Forschungsergebnisse zeigen, dass ein Drittel der Kinder und Jugendlichen von suchtkranken Eltern ebenfalls eine Sucht entwickelt und ein weiteres Drittel andere psychische Krankheiten.
Dies hat weitreichende Folgen. So sind der berufliche Einstieg und die kontinuierliche Erwerbstätigkeit für Jugendliche aus suchtbelasteten Familien oftmals eine besondere Herausforderung. Neben erhöhten Gesundheitskosten entstehen der Gesellschaft auch höhere Arbeitsförderungskosten.

Auswirkungen von Suchterkrankungen auf die Familie

  • Eltern mit einer Suchterkrankung können oft nur eine geringe Kontinuität im Alltag bieten und werden den emotionalen Grundbedürfnissen der Kinder und Jugendlichen weniger gerecht.
  • Viele betroffene Kinder und Jugendliche übernehmen in der Familie Aufgaben, die ihrem Entwicklungsstand nicht angemessen sind: Sie betreuen und versorgen jüngere Geschwister oder auch den suchtkranken Elternteil (Parentifizierung).
  • Betroffene Kinder und Jugendliche sind dauerhaft einem hohen Stressniveau (sogenanntem Toxic Stress) ausgesetzt.

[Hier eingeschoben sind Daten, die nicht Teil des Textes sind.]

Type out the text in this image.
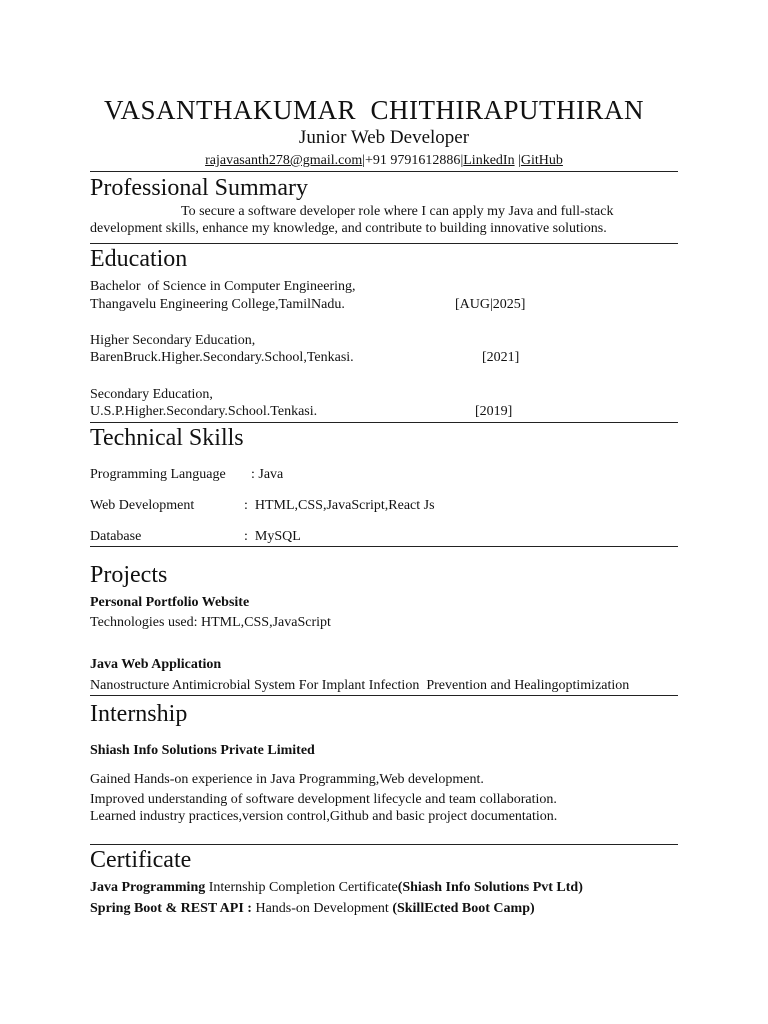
VASANTHAKUMAR  CHITHIRAPUTHIRAN
Junior Web Developer
rajavasanth278@gmail.com|+91 9791612886|LinkedIn |GitHub
Professional Summary
To secure a software developer role where I can apply my Java and full-stack
development skills, enhance my knowledge, and contribute to building innovative solutions.
Education
Bachelor  of Science in Computer Engineering,
Thangavelu Engineering College,TamilNadu.	[AUG|2025]
Higher Secondary Education,
BarenBruck.Higher.Secondary.School,Tenkasi.	[2021]
Secondary Education,
U.S.P.Higher.Secondary.School.Tenkasi.	[2019]
Technical Skills
Programming Language : Java
Web Development	:  HTML,CSS,JavaScript,React Js
Database	:  MySQL
Projects
Personal Portfolio Website
Technologies used: HTML,CSS,JavaScript
Java Web Application
Nanostructure Antimicrobial System For Implant Infection  Prevention and Healingoptimization
Internship
Shiash Info Solutions Private Limited
Gained Hands-on experience in Java Programming,Web development.
Improved understanding of software development lifecycle and team collaboration.
Learned industry practices,version control,Github and basic project documentation.
Certificate
Java Programming Internship Completion Certificate(Shiash Info Solutions Pvt Ltd)
Spring Boot & REST API : Hands-on Development (SkillEcted Boot Camp)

Dies beeinflusst u. a. die Hirnentwicklung negativ.
  • Das hohe Stressniveau und die Bewältigung der permanenten Stressbelastung führen im Vergleich zu unbelasteten Gleichaltrigen häufig zu schlechteren schulischen Leistungen. Grund dafür ist selten ein Mangel an Intelligenz. Ihnen fehlt vielfach die Konzentration zum Lernen, da die Bewältigung der widrigen Kindheitserfahrungen (Adverse Childhood Experiences = ACE), die die Kinder und Jugendlichen im Zusammenleben mit süchtigen Eltern durchleiden, sie stark beansprucht. 
  • Durch Lernen am Modell nehmen Kinder und Jugendliche von ihren suchtkranken Eltern dysfunktionale Strategien zur Bewältigung von Problemen und im Umgang mit Emotionen an.
  • Es können genetische Prädispositionen bestehen, die die Gefahr einer späteren eigenen Sucht bei diesen Kindern und Jugendlichen erhöhen.
  • Die Folgen können weitreichend sein und sich in gesundheitlichen und psychosozialen Problemen äußern.
  • Kinder von suchtbelasteten Eltern sind eine Hochrisikogruppe für die Entwicklung eigener Abhängigkeitserkrankungen. 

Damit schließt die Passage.